I’m back from vacation and have almost managed to survive the first week back at work. It wasn’t even a full week, it was four days — but that didn’t stop it from feeling like forever. A week of vacation isn’t enough!
This was my second year going to the Maine Astronomy Retreat. I still haven’t reviewed all of my photos, but I do have some Moon shots and Milky Way shots that are nice. I was surprised at how relatively easy it is to get a photo of the galaxy or Moon, but how difficult it is to get them in focus. You’d think that taking pictures of stars you’d just set the camera to infinity, right? Yeah, it doesn’t work like that.

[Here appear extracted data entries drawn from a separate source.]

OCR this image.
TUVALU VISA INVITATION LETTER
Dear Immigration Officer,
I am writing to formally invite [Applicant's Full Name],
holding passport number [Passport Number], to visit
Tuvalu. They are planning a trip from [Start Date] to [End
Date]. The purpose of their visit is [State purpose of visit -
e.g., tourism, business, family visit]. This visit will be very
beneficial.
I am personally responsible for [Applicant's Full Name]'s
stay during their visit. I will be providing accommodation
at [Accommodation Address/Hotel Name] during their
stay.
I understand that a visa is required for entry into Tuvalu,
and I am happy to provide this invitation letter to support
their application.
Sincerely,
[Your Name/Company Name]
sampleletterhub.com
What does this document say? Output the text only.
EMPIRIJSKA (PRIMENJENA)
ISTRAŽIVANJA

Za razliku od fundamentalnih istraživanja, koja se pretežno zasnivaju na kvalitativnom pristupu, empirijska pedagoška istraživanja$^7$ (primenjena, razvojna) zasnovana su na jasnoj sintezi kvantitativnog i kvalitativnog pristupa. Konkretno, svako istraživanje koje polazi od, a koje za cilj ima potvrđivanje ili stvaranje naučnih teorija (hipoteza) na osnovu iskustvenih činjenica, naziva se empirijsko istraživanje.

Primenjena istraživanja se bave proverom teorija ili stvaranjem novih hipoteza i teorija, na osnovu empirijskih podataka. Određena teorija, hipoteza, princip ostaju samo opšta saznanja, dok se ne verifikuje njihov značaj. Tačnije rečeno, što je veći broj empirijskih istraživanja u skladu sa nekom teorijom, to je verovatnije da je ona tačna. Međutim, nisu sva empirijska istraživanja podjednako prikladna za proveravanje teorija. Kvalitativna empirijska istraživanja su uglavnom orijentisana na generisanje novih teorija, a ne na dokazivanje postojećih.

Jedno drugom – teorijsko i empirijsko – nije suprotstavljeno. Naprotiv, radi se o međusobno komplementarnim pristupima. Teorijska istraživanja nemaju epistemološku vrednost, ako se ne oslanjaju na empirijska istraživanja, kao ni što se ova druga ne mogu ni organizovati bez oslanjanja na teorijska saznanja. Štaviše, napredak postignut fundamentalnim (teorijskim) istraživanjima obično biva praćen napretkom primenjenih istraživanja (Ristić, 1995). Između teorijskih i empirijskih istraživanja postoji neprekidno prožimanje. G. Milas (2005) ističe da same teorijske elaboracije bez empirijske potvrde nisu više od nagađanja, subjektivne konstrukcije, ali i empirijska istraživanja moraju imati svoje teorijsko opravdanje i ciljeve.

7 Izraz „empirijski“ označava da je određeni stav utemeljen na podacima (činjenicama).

It’s become obvious that I need some kind of focusing aid for astrophotography. No matter if I look through the eyepiece or at the live view display on my camera (a Sony alpha 7), the stars are just so dark and tiny that I can’t see anything well enough to set the focus. I basically have to take a picture and review it and keep twiddling the focusing ring until I get something. But even that is difficult; I can’t see the focusing ring without a light, I can’t tell by touch how far I’m moving it, and it’s very hard to move the focusing ring in tiny increments. Plus, the Earth spins pretty darn quickly, and any exposure that’s too long results in streaks known as star trails (which in my case look like Good ‘n Plenty-shaped lozenges).
Since I’ve been approved as a Shutterstock contributor, I’ve uploaded about seven photos. If my star photos are good they might end up there, otherwise, I’ll post a few in the next blog post. And, on to the weekend. Seems like a good time to avoid the heat and humidity and hole up in the A/C and look at photos. Stay cool, readers!